Valorizzare il ruolo delle amministrazioni locali e creare nuove opportunità di integrazione socioeconomica per gli under 35 nelle comunità dove vivono. È questo l’obiettivo principale del nuovo avviso pubblico promosso dall’Anci (Associazione Nazionale Comuni Italiani), rivolto alle aggregazioni comunali di piccole dimensioni, con particolare attenzione alle aree interne del Paese.
L’iniziativa, finanziata con 2,5 milioni di euro dal Fondo per le Politiche Giovanili, punta a un modello innovativo di sviluppo locale fondato sulla collaborazione intergenerazionale e sul rafforzamento del presidio territoriale.
Il bando, presentato in conferenza stampa dal vicepresidente dell’Anci Roberto Pella, insieme a Monsignor Vincenzo Paglia, presidente dell’Osservatorio sulla Salute Bene Comune dell’Università Cattolica, rappresenta una risposta concreta alla sfida più urgente per centinaia di piccoli comuni italiani: evitare la desertificazione sociale e demografica.
Giovani protagonisti dello sviluppo territoriale
“Vogliamo che i giovani diventino promotori di innovazione e rigenerazione comunitaria”, ha spiegato Pella. “Attraverso il Fondo per le Politiche Giovanili – ha aggiunto – Anci ha avviato un progetto che mette i ragazzi al centro dello sviluppo dei territori, con servizi innovativi, alfabetizzazione digitale e iniziative per contrastare lo spopolamento dei piccoli Comuni”.
Un’iniziativa che, nelle parole del vicepresidente, crea una “simbiosi tra generazioni”: “I giovani accompagnano gli anziani in un percorso di valorizzazione del territorio, mantenendo vivo il presidio nei comuni più piccoli. Sono loro i protagonisti del futuro, ma anche promotori di iniziative che migliorano la qualità della vita nelle aree interne”.
Pella ha poi ringraziato il presidente dell’Anci, Gaetano Manfredi, e Monsignor Paglia, sottolineando come l’obiettivo sia costruire un modello “che possa diventare una best practice anche in Europa”.
Paglia: “Dall’alleanza tra fragilità nasce una nuova forza”
Per Monsignor Vincenzo Paglia, l’iniziativa “ha un valore strategico per l’intero Paese”. Le aree interne, ha ricordato, coinvolgono circa 14 milioni di cittadini e migliaia di municipi, pari al 60% del territorio nazionale.
“In questi territori – ha detto Paglia – vivono oltre due milioni di anziani e centinaia di migliaia di giovani, spesso costretti al pendolarismo o al lavoro precario. L’alleanza tra queste due fragilità può diventare una forza di sviluppo”.
Paglia ha citato la figura del ‘caregiver di comunità’, un giovane formato per prendersi cura non solo degli anziani, ma anche del territorio: “Non è un badante – ha spiegato – ma una figura imprenditoriale che valorizza, custodisce e protegge il patrimonio locale, anche in chiave turistica, ambientale e culturale. È un modo per restituire orti agli anziani, giardini ai paesi e creare nuove imprese di prossimità”.

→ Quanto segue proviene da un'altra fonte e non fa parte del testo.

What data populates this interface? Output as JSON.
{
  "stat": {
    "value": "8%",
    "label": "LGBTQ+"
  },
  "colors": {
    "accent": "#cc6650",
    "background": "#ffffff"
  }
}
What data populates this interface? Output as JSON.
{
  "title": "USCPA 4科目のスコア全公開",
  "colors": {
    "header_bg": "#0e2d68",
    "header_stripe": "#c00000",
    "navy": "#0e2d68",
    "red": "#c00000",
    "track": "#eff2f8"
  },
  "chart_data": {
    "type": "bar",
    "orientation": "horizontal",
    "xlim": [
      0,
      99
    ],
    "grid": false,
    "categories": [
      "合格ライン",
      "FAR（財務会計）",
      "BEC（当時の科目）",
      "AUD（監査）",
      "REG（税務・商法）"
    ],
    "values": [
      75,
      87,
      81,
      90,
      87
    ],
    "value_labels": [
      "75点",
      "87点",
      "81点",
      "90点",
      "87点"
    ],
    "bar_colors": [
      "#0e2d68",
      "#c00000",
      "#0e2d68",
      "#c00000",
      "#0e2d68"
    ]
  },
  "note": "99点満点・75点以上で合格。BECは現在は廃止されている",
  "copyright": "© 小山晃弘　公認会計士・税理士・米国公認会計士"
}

Un modello che si lega alla legge 33 sulla riforma sociosanitaria, molto cara a Paglia, e che rappresenta una possibile “inversione di tendenza per i piccoli Comuni, quella parte d’Italia che è la nostra memoria e identità”.
Come funziona il bando
Il bando Anci finanzierà progetti presentati da aggregazioni intercomunali – comprese Unioni di Comuni o Comuni montani – con popolazione fino a 50.000 abitanti, purché al loro interno sia presente almeno un Comune ricadente in area interna SNAI (Strategia Nazionale Aree Interne).

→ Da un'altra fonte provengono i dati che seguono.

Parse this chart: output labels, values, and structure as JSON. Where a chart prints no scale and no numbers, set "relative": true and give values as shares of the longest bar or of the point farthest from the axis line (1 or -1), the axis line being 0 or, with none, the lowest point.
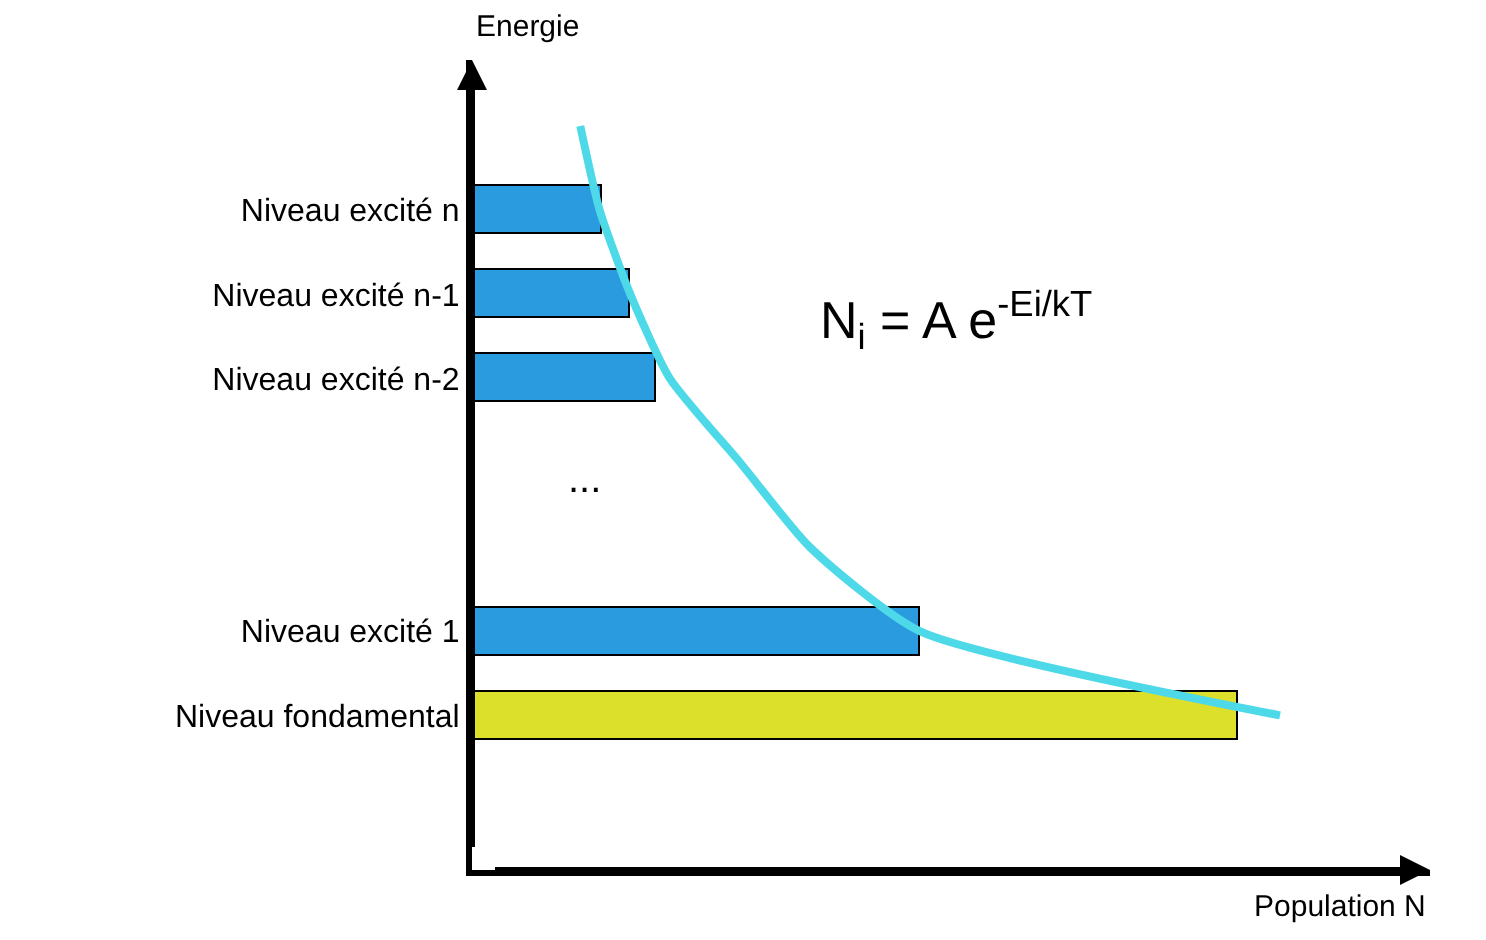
{
  "chart_data": {
    "type": "bar",
    "orientation": "horizontal",
    "relative": true,
    "xlabel": "Population N",
    "ylabel": "Energie",
    "marker": "none",
    "categories": [
      null,
      "Niveau excité n",
      "Niveau excité n-1",
      "Niveau excité n-2",
      null,
      null,
      "Niveau excité 1",
      "Niveau fondamental"
    ],
    "series": [
      {
        "colors": [
          null,
          "#2b9be0",
          "#2b9be0",
          "#2b9be0",
          null,
          null,
          "#2b9be0",
          "#dde02a"
        ],
        "values": [
          null,
          0.16,
          0.196,
          0.228,
          null,
          null,
          0.554,
          0.948
        ]
      },
      {
        "type": "line",
        "color": "#4dd9e8",
        "values": [
          0.134,
          0.158,
          0.196,
          0.245,
          0.332,
          0.418,
          0.554,
          1
        ]
      }
    ],
    "annotations": [
      "...",
      "N$_{i}$ = A e$^{-Ei/kT}$"
    ]
  }
}
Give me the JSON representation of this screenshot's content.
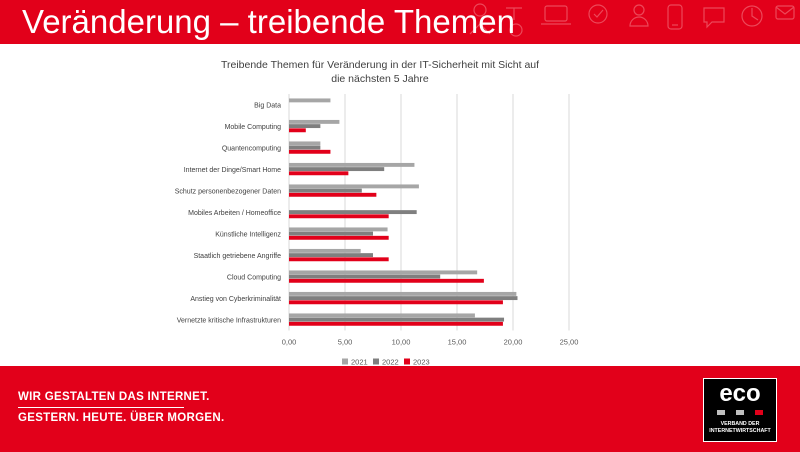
{
  "slide": {
    "title": "Veränderung – treibende Themen"
  },
  "footer": {
    "slogan_line1": "WIR GESTALTEN DAS INTERNET.",
    "slogan_line2": "GESTERN. HEUTE. ÜBER MORGEN.",
    "logo_text": "eco",
    "logo_subtitle_line1": "VERBAND DER",
    "logo_subtitle_line2": "INTERNETWIRTSCHAFT"
  },
  "colors": {
    "brand_red": "#e2001a",
    "series_2021": "#a6a6a6",
    "series_2022": "#7f7f7f",
    "series_2023": "#e2001a"
  },
  "icons": [
    "tech-pattern-icon"
  ],
  "chart_data": {
    "type": "bar",
    "orientation": "horizontal",
    "title_lines": [
      "Treibende Themen für Veränderung in der IT-Sicherheit mit Sicht auf",
      "die nächsten 5 Jahre"
    ],
    "categories": [
      "Big Data",
      "Mobile Computing",
      "Quantencomputing",
      "Internet der Dinge/Smart Home",
      "Schutz personenbezogener Daten",
      "Mobiles Arbeiten / Homeoffice",
      "Künstliche Intelligenz",
      "Staatlich getriebene Angriffe",
      "Cloud Computing",
      "Anstieg von Cyberkriminalität",
      "Vernetzte kritische Infrastrukturen"
    ],
    "series": [
      {
        "name": "2021",
        "color": "#a6a6a6",
        "values": [
          3.7,
          4.5,
          2.8,
          11.2,
          11.6,
          0,
          8.8,
          6.4,
          16.8,
          20.3,
          16.6
        ]
      },
      {
        "name": "2022",
        "color": "#7f7f7f",
        "values": [
          0,
          2.8,
          2.8,
          8.5,
          6.5,
          11.4,
          7.5,
          7.5,
          13.5,
          20.4,
          19.2
        ]
      },
      {
        "name": "2023",
        "color": "#e2001a",
        "values": [
          0,
          1.5,
          3.7,
          5.3,
          7.8,
          8.9,
          8.9,
          8.9,
          17.4,
          19.1,
          19.1
        ]
      }
    ],
    "xlim": [
      0,
      25
    ],
    "x_ticks": [
      "0,00",
      "5,00",
      "10,00",
      "15,00",
      "20,00",
      "25,00"
    ],
    "grid": "vertical",
    "legend": "bottom"
  }
}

Le proposte dovranno prevedere attività, servizi e interventi innovativi ideati e realizzati da giovani under 35, destinati a coinvolgere e sostenere gli anziani autosufficienti delle comunità locali.
Un modello che punta non solo alla coesione sociale, ma anche alla nascita di microeconomie sostenibili, basate sulla collaborazione e sull’impatto sociale.
Un nuovo patto generazionale per i territori
Con questo bando, Anci rilancia il ruolo delle amministrazioni locali come motore di sviluppo sociale e culturale. L’obiettivo è chiaro: costruire comunità resilienti e interconnesse, dove i giovani possano restare, formarsi e investire, e dove gli anziani continuino a rappresentare una risorsa viva per la collettività.
Come ha concluso Pella, “questa alleanza tra generazioni è il vero antidoto allo spopolamento e alla marginalità. È la chiave per restituire ai piccoli Comuni la dignità che meritano”.